Peki, AK belediyecilik nedir? Siz Kozan’da nasıl bir belediyecilik uygulayacaksınız?
Bir insan belediye başkanı olduğu zaman eğer kendi akrabalarını götürüp oraya dolduruyorsa, o adam baştan belediye başkanlığını kaybetmiştir. Bir adam kendi ailesini dolduruyorsa o adamdan başkan da olmaz, belediyede de başarı olmaz. Hatta keşke değişik fikirli adamları yerleştirseniz birbirlerini şikâyet etseler. Birbirlerini şikâyet etseler orada her şey düzelir. Bir yerde bir çalışma yapılıyorsa, 6 kişiyse çalışmayı yapan 3 kişi çalışıyor, 3 kişi izliyor. Böyle bir çalışma olmaz. Bunlar hep kayıptır. Çok işçi almak belediyenin lehine değildir. Devlet, kış aylarına girerken belediyelere iş gücü yardımı da yapıyor. Bu tür şeylerden mümkün olduğu kadar fazla faydalanarak, belediyenin harcamasını minimuma indirerek, AK belediyecilik her yerde yapılır. İnşallah bunu göreceksiniz, belki bir kişi dışında asla belediyeye sokmam. Başka yerde iş bulsun. Memlekette iş mi yok?
Siz aynı zamanda AK Parti Büyükşehir Belediye Meclis Üyesisiniz. Malum bir metro sıkıntımız var. Büyükşehir Belediyesi’nin gelirinin bir kısmı oraya gidiyor ve mevcut Belediye Başkanı Sayın Hüseyin Sözlü de bundan şikâyetçi. Siz ne düşünüyorsunuz?
Şikâyetinde gerçekten çok haklı. Ben her zaman söylüyorum. Çok büyük bir ayıp bu. Bu ayıp, birisine ait. 400 Milyon Dolar para harcadığın bir yer. Vallahi ben bunları anlatmaktan da utanıyorum artık. 2,5 Milyar TL para yapıyor. O para benim elime geçse Adana’yı abad ederim. Siz bunu buraya gömüyorsunuz ve yaptığı iş de on tane körüklü otobüsün yaptığı işe denk. Şu anda yapılan ikinci ek kısım biraz daha düzgün hazırlanmış ama istimlakı yok. Bütün dert o. Stadyuma, üniversiteye gidiyor. Büyük hastanenin yanından geçiyor.
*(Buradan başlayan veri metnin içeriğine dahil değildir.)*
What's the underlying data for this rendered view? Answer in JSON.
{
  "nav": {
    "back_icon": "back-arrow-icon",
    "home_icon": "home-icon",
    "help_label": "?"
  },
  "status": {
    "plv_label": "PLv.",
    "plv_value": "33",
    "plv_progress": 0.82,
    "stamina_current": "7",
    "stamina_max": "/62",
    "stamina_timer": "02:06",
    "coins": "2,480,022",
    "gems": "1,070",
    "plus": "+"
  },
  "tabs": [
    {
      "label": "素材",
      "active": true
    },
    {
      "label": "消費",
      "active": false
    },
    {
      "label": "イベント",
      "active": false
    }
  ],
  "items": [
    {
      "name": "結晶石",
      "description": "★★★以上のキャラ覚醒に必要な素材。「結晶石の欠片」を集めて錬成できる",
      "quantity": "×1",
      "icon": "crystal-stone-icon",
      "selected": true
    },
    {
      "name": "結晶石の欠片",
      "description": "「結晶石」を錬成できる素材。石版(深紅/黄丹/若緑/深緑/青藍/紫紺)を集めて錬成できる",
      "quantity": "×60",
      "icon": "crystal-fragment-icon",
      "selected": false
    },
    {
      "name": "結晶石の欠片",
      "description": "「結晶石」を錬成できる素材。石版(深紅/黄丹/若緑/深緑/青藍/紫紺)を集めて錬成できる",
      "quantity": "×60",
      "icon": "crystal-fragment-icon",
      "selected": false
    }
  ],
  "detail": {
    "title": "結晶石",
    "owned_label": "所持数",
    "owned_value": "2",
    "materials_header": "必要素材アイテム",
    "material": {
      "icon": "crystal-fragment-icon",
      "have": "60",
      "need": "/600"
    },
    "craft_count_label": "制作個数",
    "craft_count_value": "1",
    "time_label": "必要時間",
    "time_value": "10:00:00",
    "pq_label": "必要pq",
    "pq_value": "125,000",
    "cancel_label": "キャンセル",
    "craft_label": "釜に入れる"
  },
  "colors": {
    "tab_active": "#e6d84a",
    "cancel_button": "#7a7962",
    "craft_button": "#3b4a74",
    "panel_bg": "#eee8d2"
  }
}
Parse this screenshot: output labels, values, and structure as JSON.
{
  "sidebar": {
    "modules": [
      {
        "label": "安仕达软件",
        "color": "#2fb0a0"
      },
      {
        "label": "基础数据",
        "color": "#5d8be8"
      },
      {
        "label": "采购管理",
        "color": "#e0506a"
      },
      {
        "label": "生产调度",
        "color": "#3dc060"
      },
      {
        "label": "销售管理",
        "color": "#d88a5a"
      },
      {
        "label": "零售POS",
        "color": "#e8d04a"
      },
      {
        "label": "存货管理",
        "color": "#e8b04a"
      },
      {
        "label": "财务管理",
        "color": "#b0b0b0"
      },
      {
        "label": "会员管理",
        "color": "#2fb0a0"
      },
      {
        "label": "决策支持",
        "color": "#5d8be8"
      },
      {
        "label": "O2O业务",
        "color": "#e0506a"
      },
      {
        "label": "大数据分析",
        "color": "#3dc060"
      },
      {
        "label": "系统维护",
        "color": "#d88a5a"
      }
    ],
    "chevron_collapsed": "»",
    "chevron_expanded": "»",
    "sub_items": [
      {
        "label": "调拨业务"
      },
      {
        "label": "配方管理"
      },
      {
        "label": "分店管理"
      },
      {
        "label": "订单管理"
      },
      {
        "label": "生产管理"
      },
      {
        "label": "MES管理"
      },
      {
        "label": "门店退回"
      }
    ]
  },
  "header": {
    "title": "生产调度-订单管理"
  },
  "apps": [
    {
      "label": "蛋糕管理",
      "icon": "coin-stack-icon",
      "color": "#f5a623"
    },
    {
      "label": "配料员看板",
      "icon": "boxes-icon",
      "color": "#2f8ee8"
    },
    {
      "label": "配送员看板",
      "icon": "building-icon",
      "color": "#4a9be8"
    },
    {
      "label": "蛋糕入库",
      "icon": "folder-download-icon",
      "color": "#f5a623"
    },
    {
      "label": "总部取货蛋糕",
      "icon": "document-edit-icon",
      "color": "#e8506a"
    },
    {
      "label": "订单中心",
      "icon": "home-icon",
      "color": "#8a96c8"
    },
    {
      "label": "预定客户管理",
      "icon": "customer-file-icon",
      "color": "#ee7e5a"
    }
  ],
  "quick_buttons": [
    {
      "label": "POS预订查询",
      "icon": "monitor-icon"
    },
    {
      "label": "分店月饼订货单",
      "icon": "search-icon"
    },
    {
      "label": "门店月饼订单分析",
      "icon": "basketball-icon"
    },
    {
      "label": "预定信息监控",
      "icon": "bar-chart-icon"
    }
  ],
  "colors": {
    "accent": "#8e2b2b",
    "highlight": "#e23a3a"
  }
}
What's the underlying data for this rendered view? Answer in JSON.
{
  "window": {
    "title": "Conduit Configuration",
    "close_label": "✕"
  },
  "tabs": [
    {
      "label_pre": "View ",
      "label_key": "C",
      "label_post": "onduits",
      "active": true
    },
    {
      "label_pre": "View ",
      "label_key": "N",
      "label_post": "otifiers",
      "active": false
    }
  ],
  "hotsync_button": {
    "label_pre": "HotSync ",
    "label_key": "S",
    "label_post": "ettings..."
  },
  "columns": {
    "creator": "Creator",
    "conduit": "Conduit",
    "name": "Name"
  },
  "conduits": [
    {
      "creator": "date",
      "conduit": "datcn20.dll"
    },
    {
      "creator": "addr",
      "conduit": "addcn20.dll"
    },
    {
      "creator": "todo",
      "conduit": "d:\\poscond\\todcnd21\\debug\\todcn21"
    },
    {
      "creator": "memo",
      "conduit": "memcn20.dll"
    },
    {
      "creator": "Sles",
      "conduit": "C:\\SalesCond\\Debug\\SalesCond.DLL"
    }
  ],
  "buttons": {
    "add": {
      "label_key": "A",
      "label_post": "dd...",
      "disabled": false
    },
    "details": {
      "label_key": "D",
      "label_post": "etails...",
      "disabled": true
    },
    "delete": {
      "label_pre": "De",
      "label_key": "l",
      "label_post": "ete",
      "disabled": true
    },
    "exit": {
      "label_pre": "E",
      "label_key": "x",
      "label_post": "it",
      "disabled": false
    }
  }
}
Burada bir kasıt yapılmış olabilir mi?
Burada kasıt yok. İstimlâk işi de biraz zor burada ama belki bir imar tadilatıyla, “geçecek yolun üzerinden vatandaşın arsasından bağış alarak, yoğunluğu artırarak, tekrar bir imar düzenlemesi yapıp orayı bedavaya getirebilir miyiz?” diye düşünmek lazım ama oradada istimlâk işi zor. Ama inşallah Devlet Bahçeli Köprüsü’nün üzerine proje safhasında ilave raylı sistemi koydurduk oraya. Oradan Turgut Özal üzerinden tekrar Alparslan Türkeş Bulvarı’nın kesiştiği noktaya gider de bir ring yaparsa Adana için gerçekten çok iyi olur. Bunu da devlet devralsa, bizi de bu dertten kurtarsa Adana’yı kimse tutamaz.
Kozan Belediye Başkanlığı için şansınızın ne kadar olduğunu düşünüyorsunuz?
Partim beni aday gösterirse Allah’ın izniyle yüzde 60’ın altında oy alacağımı zannetmiyorum. Orada eski dotlarımız da var, Kozanlı olmam yeter. Ben, MHP’nin içinden gelmiş biriyim. Ben ülkücüyüm ve AK Parti’liyim. Maneviyat da var, ülkücülük de var. Ben çalışacağım, kendimi öyle ispat edeceğim.